Nedir Bu Modernizm?

Kültür ve Sanat - 17 Mayıs, 2021 - Okuma Süresi: 8 Dk.

17 Mayıs, 2021

Nedir Bu Modernizm?

Başta edebiyat, mimari, resim ve müzik olmak üzere neredeyse her alanda modernite, modernleşme ve modernizm kavramlarını kullanırız. Bazen bir sıfat olarak, bazen bir dönemi, bazen de bir süreci nitelemek için kullanırız. Peki nerden çıktı ve nasıl başladı bu modernizm? Protestanlık ve kapitalizm ile ne alakası var? Gelin inceleyelim!

Her ne kadar alakasız görünse de öncelikle bilmemiz gereken bazı genel kabuller var. Çoğu anlatıcının bunları, herkesin bildiği ön kabuller olarak düşünüp işe başlaması "modernizm" kavramının bağlamına oturtulamamasına neden olur. Öncelikle Protestanlık mezhebinin nasıl ortaya çıktığına ve reform hareketine dönüşme sürecine bakalım.

Protestan reformu, “Luther'in 95 tezi” adıyla anılan metnin, Almanya’nın Wittenberg şehrindeki All Saint’s Kilisesi’nin kapısına asılmasıyla başlamıştır. Endüljans (günahların af edildiğini gösteren belge) satışına karşı, 1517'de Martin Luther tarafından yazılmıştır. Günah Affı Belgesi satışını ve satışa izin veren Katolik Kilisesi ile Papa'nın tutumunu eleştiren 95 tez; Katolik Kilisesi'nin Avrupa'daki siyasi gücünün zayıflamasında önemli bir etken olarak kabul edilir. 16, 17. ve 18. yüzyıllarda ortaya çıkan birçok seküler gelişmenin manevi yönünü oluşturmuştur. Ayrıca skolastisizmi sorgulayarak dini reform ve aydınlanma hareketinin başlamasına sebep olur.
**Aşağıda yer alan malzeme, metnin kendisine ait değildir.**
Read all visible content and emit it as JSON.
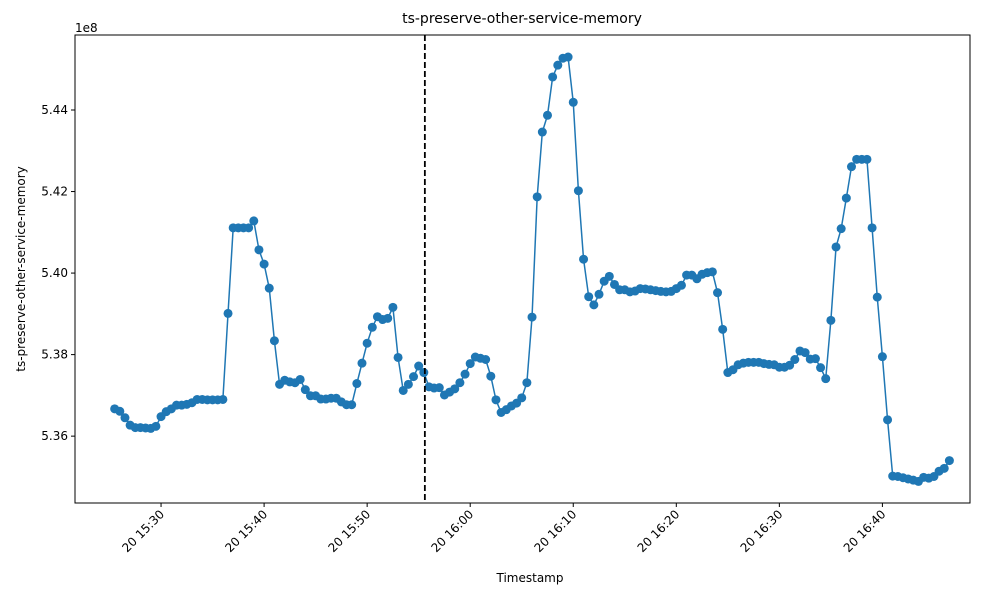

Luther, Matta İncili’ne gönderme yaparak tövbenin Hristiyan’ın kendi içinde yaşadığı bir mücadele olduğunu ve ancak Tanrı tarafından kabul edilebileceğini savunur. Endüljans belgesinin, Hristiyanların gerçek bir pişmanlıkla tövbe etmelerinin önünü kapattığını ve günah işlemekten çekinmemelerine sebep olduğunu ve Hristiyanlıkta Endüljans belgesinin bağışlanmaktan daha değerli görülmeye başlandığını savunur.

Bu görüşler dini ve siyasi görüşün birbirine bağlı olduğu Ortaçağ'dan, Erken Modern Düşünce'ye geçişte seküler gelişmelerin dini destekçisi görevini görmüştür. Çok geniş dini ve siyasi hâkimiyet alanına sahip olan Ortaçağ Katolik Kilisesi, bu hâkimiyetten rahatsız olan devlet yöneticilerinin de desteğiyle kısa sürede Hristiyanlığın üç büyük mezhebinden biri haline gelmiştir. 15. ve 16. yüzyıllarda Avrupa insanının dini alandaki düşüncelerinin gelişimine yön veren değişiklikler, bir yanda batının sonraki yüzyıllarda üstünlüğünün temel nedenlerinden bir olmuş, öte yandan sonraki yüzyılların siyasi tarihi üzerinde çok önemli etkide bulunmuştur.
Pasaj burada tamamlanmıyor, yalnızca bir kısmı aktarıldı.